Normally only those who already wore both the Second and First Classes of the Iron Cross could be considered for the higher grades. However, such was his colonel’s delight at the calm performance under fire of this very young private soldier that. On 29 July 1942, Gunther Halm became the youngest serviceman yet to receive the coveted Knight’s Cross, being decorated simultaneously with both grades of the Iron Cross. On the 7th of August 1942 General Rommel awarded Gunther Halm the Knights Cross himself, and also at the same time he was given a verbal promotion by Rommel to Corporal, who Rommel was accompanied by the Italian Marshal Ugo Cavallero, General d.Pz.Tr. Walther K. Nehring, commanding general DAK Wilhelm Ritter v. Thoma, and Rommel's chief of staff, Oberst i.G. Kurt Westphal. 

Halm continued to serve in North Africa. His promotion to Unteroffizier soon followed in the November of 1942, before being wounded twice; the first being in December 1942 and then again March 1943. In March 1943 is was hospitalised in Athens and Vienna, he became a Fahnenjunker in July 1943. 

In August 1943, he completed Fallschirmjäger course at Wischau. In October 1943 he was promoted to Feldwebel and in November 1943 to Oberfähnrich. In March 1944 he was serving in France as ordnance officer with the PanzerGrenadier-Regiment 192 of the 21. Panzer Divison. He saw fierce action in Normandy following the Allied landings in June 1944. On 24 August 1944 Leutnant Halm was captured by US troops during the fighting in the Falaise Pocket and became a prisoner of war.
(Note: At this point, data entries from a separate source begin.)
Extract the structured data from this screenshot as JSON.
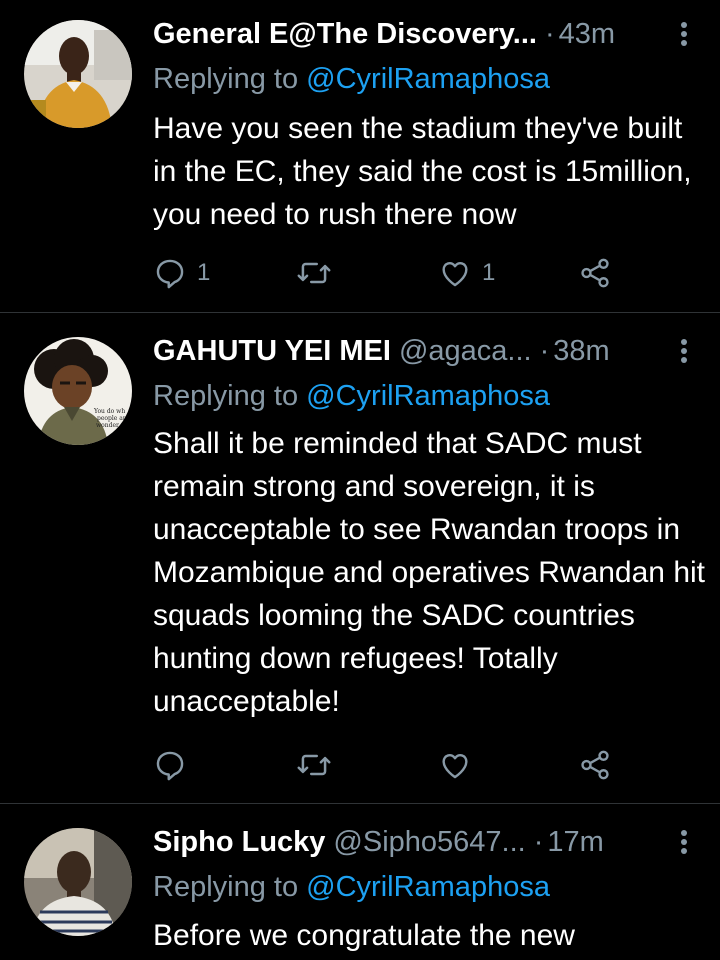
{
  "tweets": [
    {
      "name": "General E@The Discovery...",
      "handle": "",
      "time": "43m",
      "dot": "·",
      "replying_prefix": "Replying to ",
      "replying_mention": "@CyrilRamaphosa",
      "text": "Have you seen the stadium they've built in the EC, they said the cost is 15million, you need to rush there now",
      "reply_count": "1",
      "retweet_count": "",
      "like_count": "1"
    },
    {
      "name": "GAHUTU YEI MEI",
      "handle": "@agaca...",
      "time": "38m",
      "dot": "·",
      "replying_prefix": "Replying to ",
      "replying_mention": "@CyrilRamaphosa",
      "text": "Shall it be reminded that SADC must remain strong and sovereign, it is unacceptable to see Rwandan troops in Mozambique and operatives Rwandan hit squads looming the SADC countries hunting down refugees! Totally unacceptable!",
      "reply_count": "",
      "retweet_count": "",
      "like_count": ""
    },
    {
      "name": "Sipho Lucky",
      "handle": "@Sipho5647...",
      "time": "17m",
      "dot": "·",
      "replying_prefix": "Replying to ",
      "replying_mention": "@CyrilRamaphosa",
      "text": "Before we congratulate the new"
    }
  ],
  "icons": {
    "reply": "reply-icon",
    "retweet": "retweet-icon",
    "like": "heart-icon",
    "share": "share-icon",
    "more": "more-vertical-icon"
  },
  "colors": {
    "background": "#000000",
    "text": "#ffffff",
    "secondary": "#8899a6",
    "link": "#1da1f2",
    "divider": "#2f3336"
  }
}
He was shipped to a POW camp in the United States. He was eventually released from captivity in 1946.

Günter Halm was born on 27 August 1922 at Elze, Lower Saxony. He lives nowadays. Working in conjunction with Ingo Möbius, Halm published his biography in 2012: Ein Grenadier entscheidet eine Schlacht. Die Erinnerungen von Günter Halm, dem jüngsten Ritterkreuzträger des Afrikakorps, (A Gunner Resolves A Battle, the memories of Günter Halm, youngest bearer of the Africa Corps' Knight's Cross).